Une poétique pour l’éducation. De la psychopédagogie à l’art d’éduquer
Voici un ouvrage qui tombe à pic. En conservant une perspective psychanalytique, J.-P. Bigeault revient en toute liberté vers cet objet de pensée et de pratiques, la psychopédagogie, qui comme le sable coule entre les mains, ne cesse de nous échapper et de faire retour. Dans le contexte social actuel où la logique économique sert d’idéologie, portant l’utile au pinacle, l’auteur nous invite à un voyage au pays de l’éducation, promulguant un savoir-faire qui ne saurait se passer d’un certain savoir-être. Le décalage créé par le titre de l’ouvrage est bien une invitation, à rêver plutôt qu’à compter, à penser/vivre plutôt qu’à agir. Une mise en perspective plutôt qu’une recherche de la mise en acte, écrit l’auteur.
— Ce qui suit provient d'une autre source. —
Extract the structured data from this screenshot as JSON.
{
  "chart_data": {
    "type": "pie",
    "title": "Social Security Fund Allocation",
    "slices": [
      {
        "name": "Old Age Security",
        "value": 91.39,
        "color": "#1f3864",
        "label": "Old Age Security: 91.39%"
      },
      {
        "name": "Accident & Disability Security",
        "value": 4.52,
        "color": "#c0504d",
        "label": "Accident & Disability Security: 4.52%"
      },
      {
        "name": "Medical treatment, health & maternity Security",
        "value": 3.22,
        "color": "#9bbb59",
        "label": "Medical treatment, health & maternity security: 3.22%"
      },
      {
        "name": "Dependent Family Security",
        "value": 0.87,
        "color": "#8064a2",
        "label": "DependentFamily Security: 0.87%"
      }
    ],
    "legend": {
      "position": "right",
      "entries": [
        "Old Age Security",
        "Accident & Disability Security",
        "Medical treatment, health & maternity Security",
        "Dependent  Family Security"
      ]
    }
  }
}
Dans cet ouvrage découpé en trois parties – historique, pratique, poétique –, il est question de co-créer un tissu institutionnel sur fond d’espace de rêverie partageable. Cet espace, aux effets non prédictibles, a pour visée de mieux accompagner les adolescents en souffrance qu’il accueille. R. Cahn l’évoque, dans la préface : face à ces adolescents, il est essentiel, voire vital, de rester inventif dans le dispositif psychopédagogique dont on croit tenir les rênes, de se laisser surprendre, et donc de ne rien figer dans des positions trop conventionnelles. On tient là, par l’abord historique des pédagogies nouvelles et de l’espoir (de l’utopie ?) partagé avec la psychanalyse, un contre-modèle de nombre d’institutions qui ont tenté ce geste envers ces adolescents : si l’institution est une création profondément humaine, elle ne peut qu’être traversée par les conflits et l’ambivalence de ceux qui la portent. Prendre en compte ces mouvements, ne pas les repousser mais plutôt les accueillir, implique une forme d’éloge discret du désordre, doublée d’une impossible modélisation. C’est peut-être là une des réponses possibles à l’idée proposée par J.-P. Bigeault : la psychopédagogie pourrait bien être une étoile morte. En l’absence de toute systématisation, la psychopédagogie est un mélange hybride de théories potentielles dont la diversité fait le sel ; elle est heureusement condamnée à se réinventer en fonction de chaque contexte et de chaque retrouvaille avec ces adolescents si dérangeants pour nos certitudes. Avec eux, impossible de s’endormir, ils nous tiennent éveillés même la nuit.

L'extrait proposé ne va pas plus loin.